It (V.O. “It”)
USA, 1927
Director: Clarence Badger and Josef von Sternberg (uncredited)
Script: Hope Loring, Louis D. Lighton
Main actors: Clara Bow, Antonio Moreno, William Austin
Genre: Romantic comedy
Plot
Millionaire Cyrus Waltham runs a department store. His friend Monty visits him in his office and in a copy of Cosmopolitan magazine he finds an article of his interest, about the book “It” by the author Elinor Glyn. “It” consists of a great personal magnetism, capable of exerting enormous attraction on the opposite sex. It is a gift, something naturally possessed. Monty looks in the mirror and thinks that he is gifted with “it”, while his millionaire friend, according to him, lacks this charisma. But he couldn’t be more wrong. All the female employees at the mall have a crush on the handsome Cyrus Waltham.
Monty notices one of them, Betty, and invites her to dinner. The girl accepts, and asks to go to the Ritz no less (as she knows she’ll find Cyrus there). Betty has taken in a friend who has a baby and can’t pay her rent.
Cyrus has a childhood friend, Adele, who is under the illusion that the millionaire will one day propose to her. It is with her and her mother that Cyrus goes to dinner at the Ritz. There they meet Monty and Betty. Betty keeps looking at the table where the tycoon is sitting, completely ignoring the man who invited her there. And Cyrus also seems to be attracted by the flirtatious employee (whom he had not noticed until then)…

From then on, a series of misunderstandings will be unleashed, in which Betty’s friend, whom she has taken into a house with her son, will also come into play. Molly, the unfortunate single mother, is unemployed and unable to pay her rent. When the social workers try to take the baby away, Betty intervenes by saying that the child is hers, and that she can keep it because she works at the Waltham Mall. From then on, with that subplot built in, the entanglements surrounding Betty, Cyrus and Monty will escalate.
The climax will come during a yacht trip, in which the main characters will coincide…

Comment
A pleasant surprise this unknown film, highly entertaining, and that deals with a very fashionable topic nowadays, the “law of attraction” (particularly in the context of intersexual relationships). Long before Rhonda Byrne, the author of the best-seller “The Secret” was born, Elinor Glynn, a writer completely unknown to me until now, published a book about this secret, simply called “It”.

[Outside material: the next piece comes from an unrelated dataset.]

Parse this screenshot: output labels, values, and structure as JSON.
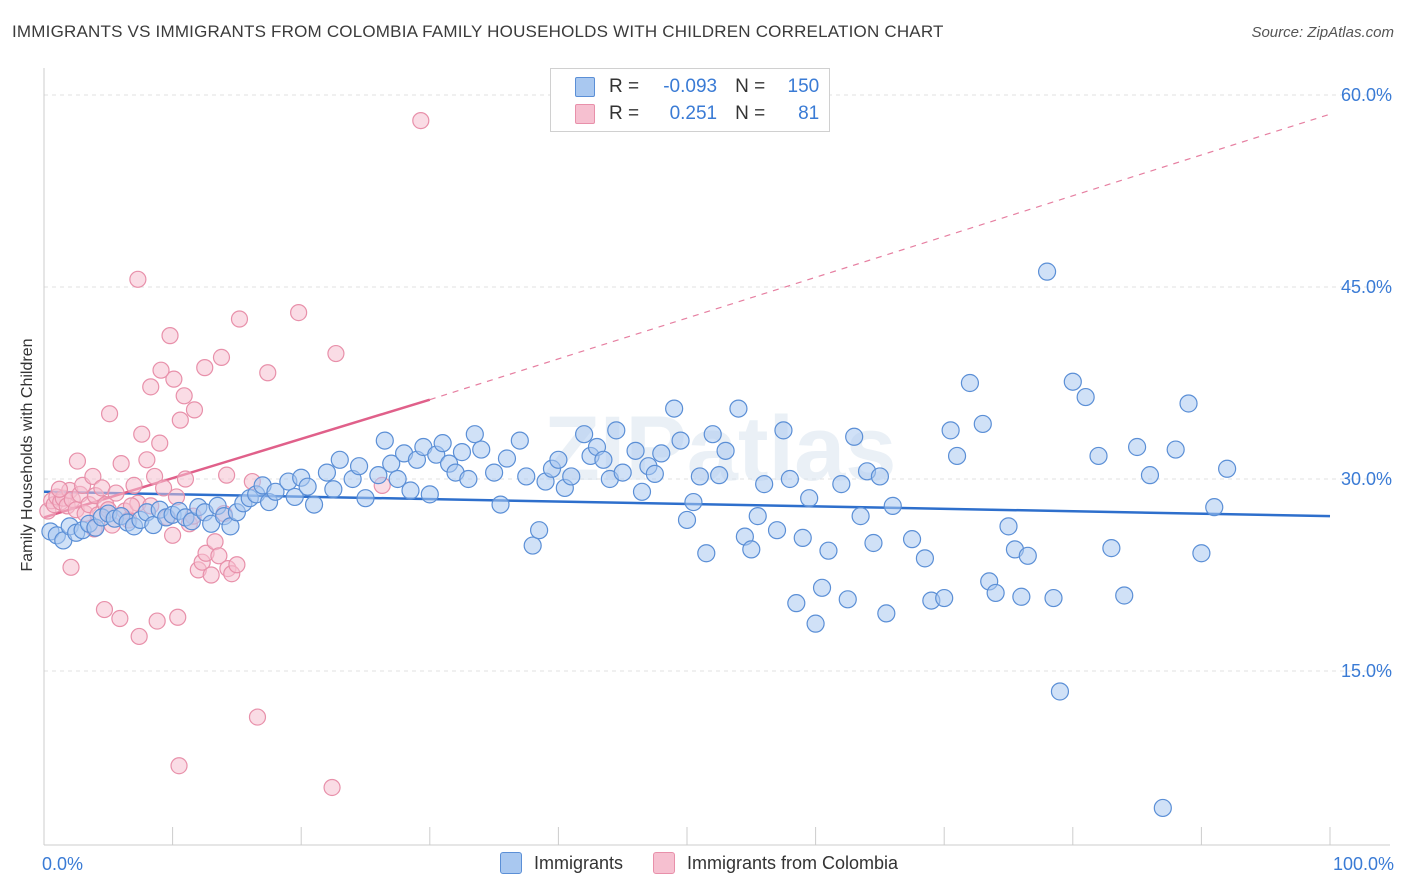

This “It” has nothing to do with Stephen King’s novel and its corresponding adaptations. Instead of a horror movie, this is a romantic comedy. But far from falling into the typical superficiality of the genre, it is very interesting at all levels.
Although such a secret in this film is limited to the theme of flirting, it is obvious that it is only part of something much bigger and deeper, which we could call charisma. Mrs. Glynn, who has a cameo in the film playing herself, says that “it” is, in a nutshell, “great self-confidence and at the same time, indifference to what others think of you.” As we can see from this definition, the “it” is beyond the concrete and tangible; it is not necessarily the set of qualities that make a person attractive, but something that includes them.
Cyrus is not a playboy, but he is attractive to women without even trying. His iron self-confidence has the properties of a magnet for women. On the other hand, his friend Monty, although he is neither insecure nor faint-hearted, becomes Betty’s simp, without realizing that she is just using him. Monty is the stereotypical guy in the friendzone, and the humorous “sidekick”.
Poor Monty is truly a simp. It is tragicomic to see how Betty treats him and takes advantage of him. She is a real femme fatale, who plays with men as she pleases (shamelessly using one and playing hard to get with the other).
For a romantic comedy it is extremely interesting, as it moves away from the hackneyed clichés that proliferate in the most modern films of that genre. No cheesiness. The film undoubtedly has a great psychological depth.
The film was considered lost for decades, until a copy appeared in Prague in the 1960s. Cyrus Waltham is played by the Spanish actor Antonio Moreno, who at a very young age had emigrated to the USA, where he developed his film career. He became a celebrity in silent films, rivaling Rudolph Valentino. In the sound stage of cinema he appears in “The Creature from the Black Lagoon” (Jack Arnold, 1954).